Google has refused any further communication on the matter.

Rafay Baloch has been previously acknowledged by PayPal, Microsoft, ESET and eBay for reporting bugs and flaws in their systems.

Talal is a Director and the Editor in Chief at ProPakistani.


  • Uzair Farooqi

    Well i think he is well recognized by all other blogs. Google is doing this to him only because he is a Pakistani i guess..

    • AAA

      Nai, actually Google gi gardan mei b Itfaq foundary ka sarya hai :D.

      • manobilla

        no indian sarya hai

    • Shahid Saleem

      You guess wrong. He has been credited by Google for finding at least three security issues in 2013. He did not get rewards, but that does not mean they don’t like Pakistanis.

      They certainly have no objection to giving rewards to Muslims. Read the names

      http://www.google.com/about/appsecurity/hall-of-fame/distinction/

      and on related links.

      • aamir7

        Why you brought religion in the discussion? Uzair was mentioning nationality only.

        • Shahid Saleem

          I mentioned that because too many people say Google is conspiring against Muslims. Don’t you even read comments on your own blog?

          • aamir7

            Address them in their respective threads, instead of generalizing the whole public and their opinion.

        • Shahid Saleem

          To put it more bluntly, when people say something like “Google is doing this to him only because he is a Pakistani” they really mean “Pakistani Muslims”. Almost no one who writes a complaint like that about Google or Paypal or Facebook or other services means “Pakistani Hindus” or “Pakistani Parsis” or “Pakistani Christians”.

      • Uzair Farooqi

        But i am not talking about Muslims here. I am talking about Pakistan and Pakistanis. We have Youtube Blocked for years now. But they still refused to block a single video that was the reason to block it. Why? Why they dont understand our values? I know that people blame govt about that but still Google did not even struggle to get its Youtube ban lifted from Pakistan. It just ignores us… :-/

        • Shahid Saleem

          You say that as if Pakistani values are different from Muslim values. Is that what you meant to say? Because certainly if the video is available in other Muslim countries, it is not a “Muslim values” issue.
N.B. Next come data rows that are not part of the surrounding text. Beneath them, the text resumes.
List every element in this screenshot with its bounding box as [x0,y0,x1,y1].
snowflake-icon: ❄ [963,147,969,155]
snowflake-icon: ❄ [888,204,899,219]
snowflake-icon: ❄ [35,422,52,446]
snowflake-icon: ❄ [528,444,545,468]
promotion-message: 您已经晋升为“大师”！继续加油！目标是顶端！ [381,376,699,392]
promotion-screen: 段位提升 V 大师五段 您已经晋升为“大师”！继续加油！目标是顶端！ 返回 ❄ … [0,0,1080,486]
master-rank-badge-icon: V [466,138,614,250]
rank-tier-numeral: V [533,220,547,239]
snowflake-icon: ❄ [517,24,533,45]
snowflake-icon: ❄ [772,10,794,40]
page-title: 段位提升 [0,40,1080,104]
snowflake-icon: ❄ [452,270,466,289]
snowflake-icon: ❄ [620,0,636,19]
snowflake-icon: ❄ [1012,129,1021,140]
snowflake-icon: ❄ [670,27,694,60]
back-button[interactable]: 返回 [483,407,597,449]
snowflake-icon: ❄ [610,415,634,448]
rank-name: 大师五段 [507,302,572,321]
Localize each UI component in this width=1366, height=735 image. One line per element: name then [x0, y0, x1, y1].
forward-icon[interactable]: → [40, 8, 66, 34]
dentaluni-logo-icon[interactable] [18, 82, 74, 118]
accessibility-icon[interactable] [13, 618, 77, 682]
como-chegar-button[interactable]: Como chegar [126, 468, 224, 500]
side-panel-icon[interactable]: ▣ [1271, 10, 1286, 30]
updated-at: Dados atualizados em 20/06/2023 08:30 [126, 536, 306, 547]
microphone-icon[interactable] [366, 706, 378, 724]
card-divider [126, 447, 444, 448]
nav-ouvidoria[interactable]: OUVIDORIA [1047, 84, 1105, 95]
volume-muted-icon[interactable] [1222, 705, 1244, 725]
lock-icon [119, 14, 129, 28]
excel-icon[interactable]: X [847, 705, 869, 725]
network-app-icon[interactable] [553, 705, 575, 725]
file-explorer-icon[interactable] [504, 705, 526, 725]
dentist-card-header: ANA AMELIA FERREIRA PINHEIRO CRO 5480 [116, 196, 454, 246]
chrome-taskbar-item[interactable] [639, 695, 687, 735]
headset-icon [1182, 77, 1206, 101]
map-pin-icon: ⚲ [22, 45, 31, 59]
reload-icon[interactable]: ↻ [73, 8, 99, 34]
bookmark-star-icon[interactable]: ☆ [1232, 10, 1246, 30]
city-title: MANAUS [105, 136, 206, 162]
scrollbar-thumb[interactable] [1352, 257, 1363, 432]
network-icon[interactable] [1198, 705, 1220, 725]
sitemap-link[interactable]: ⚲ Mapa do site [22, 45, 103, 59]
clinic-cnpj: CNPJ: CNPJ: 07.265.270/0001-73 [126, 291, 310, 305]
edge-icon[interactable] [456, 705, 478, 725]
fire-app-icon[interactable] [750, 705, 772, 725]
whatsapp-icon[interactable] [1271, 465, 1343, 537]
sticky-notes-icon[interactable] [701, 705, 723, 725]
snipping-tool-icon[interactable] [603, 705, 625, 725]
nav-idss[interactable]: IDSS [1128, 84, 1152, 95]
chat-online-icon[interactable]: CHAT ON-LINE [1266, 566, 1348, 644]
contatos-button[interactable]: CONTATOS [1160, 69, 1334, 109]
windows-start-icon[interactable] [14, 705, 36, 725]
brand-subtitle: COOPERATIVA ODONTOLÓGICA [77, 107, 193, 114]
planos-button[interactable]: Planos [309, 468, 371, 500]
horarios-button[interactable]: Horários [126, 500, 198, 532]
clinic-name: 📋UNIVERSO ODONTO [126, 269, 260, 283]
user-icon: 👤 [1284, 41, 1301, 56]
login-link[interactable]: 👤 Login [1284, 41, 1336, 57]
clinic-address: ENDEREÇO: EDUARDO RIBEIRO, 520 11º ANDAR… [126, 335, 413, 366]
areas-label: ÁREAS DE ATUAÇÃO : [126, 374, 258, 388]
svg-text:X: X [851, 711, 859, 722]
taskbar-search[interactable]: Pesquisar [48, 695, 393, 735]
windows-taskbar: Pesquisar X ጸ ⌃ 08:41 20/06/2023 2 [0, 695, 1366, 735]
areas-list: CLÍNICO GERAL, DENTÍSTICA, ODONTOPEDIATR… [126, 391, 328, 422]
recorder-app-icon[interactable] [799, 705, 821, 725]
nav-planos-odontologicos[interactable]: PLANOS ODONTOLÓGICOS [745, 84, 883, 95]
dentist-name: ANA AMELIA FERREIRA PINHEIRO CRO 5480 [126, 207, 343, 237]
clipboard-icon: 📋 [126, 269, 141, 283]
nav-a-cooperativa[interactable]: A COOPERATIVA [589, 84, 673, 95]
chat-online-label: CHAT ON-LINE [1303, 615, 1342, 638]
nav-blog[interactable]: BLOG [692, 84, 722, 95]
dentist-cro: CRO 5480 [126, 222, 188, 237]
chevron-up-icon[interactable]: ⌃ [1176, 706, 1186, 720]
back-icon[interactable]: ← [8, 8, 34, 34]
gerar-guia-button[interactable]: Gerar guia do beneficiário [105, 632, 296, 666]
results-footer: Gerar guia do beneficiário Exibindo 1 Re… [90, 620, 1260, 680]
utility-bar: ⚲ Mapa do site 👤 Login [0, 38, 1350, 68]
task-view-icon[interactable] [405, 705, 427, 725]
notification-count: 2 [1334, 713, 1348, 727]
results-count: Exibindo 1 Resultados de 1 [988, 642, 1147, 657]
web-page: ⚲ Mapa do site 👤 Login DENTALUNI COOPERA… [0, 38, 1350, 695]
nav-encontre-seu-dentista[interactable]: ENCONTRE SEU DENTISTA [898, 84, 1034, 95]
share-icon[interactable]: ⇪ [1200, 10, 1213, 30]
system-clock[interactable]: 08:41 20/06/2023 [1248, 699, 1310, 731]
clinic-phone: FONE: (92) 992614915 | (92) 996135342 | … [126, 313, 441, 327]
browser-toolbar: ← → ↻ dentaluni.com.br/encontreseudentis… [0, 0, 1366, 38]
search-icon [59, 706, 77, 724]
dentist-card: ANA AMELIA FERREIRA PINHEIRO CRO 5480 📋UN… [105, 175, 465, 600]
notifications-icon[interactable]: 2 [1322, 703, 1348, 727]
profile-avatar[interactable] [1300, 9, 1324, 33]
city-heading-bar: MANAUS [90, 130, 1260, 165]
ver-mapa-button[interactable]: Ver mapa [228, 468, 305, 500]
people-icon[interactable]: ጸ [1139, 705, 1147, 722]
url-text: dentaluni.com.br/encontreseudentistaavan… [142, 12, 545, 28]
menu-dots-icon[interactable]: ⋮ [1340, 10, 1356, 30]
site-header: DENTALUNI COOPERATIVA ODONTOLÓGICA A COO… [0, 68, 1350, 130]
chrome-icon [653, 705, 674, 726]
          And you are wrong that Google did not try to get the ban lifted. They were sent letter by LHC, and they replied. They visited Pakistan three times to visit our minister, and she didn’t meet them. What did you want them to do when our ministry does not want ban lifted?

      • Zaheer Abbasi

        There u go again.what muslims did wrong with u.u dont let the chance to criticize muslims.why dont u leave pakistan n join ur jews brothers.f off from pakistan.

        • Shahid Saleem

          You cannot understand English. Go away.

          • Zaheer Abbasi

            Hah.shaid kan_ger then dont tell me n f off from muslims.

            • Shahid Saleem

              when you cannot understand what i wrote (which is the COMPLETE OPPOSITE of your comment), then it is obvious to all that you cannot understand english and you should do something about it.

              I said nothing against Muslims. You keep saying everything about some Muslims including me. Who is confused?

  • Amir

    Great work buddy! It would have been great if Google had compensated you but again you did not meet their policies. Anyway, great find. Keep up the hard work!

  • Haseeb

    Rafay is doing excellent job and presenting Pakistan on all multinational companies i.e. Google, PayPal, Microsoft etc. Keep it up good work !!!

  • Ahmed

    I read about it a few weeks ago on several websites but nowhere was his place of residence mentioned.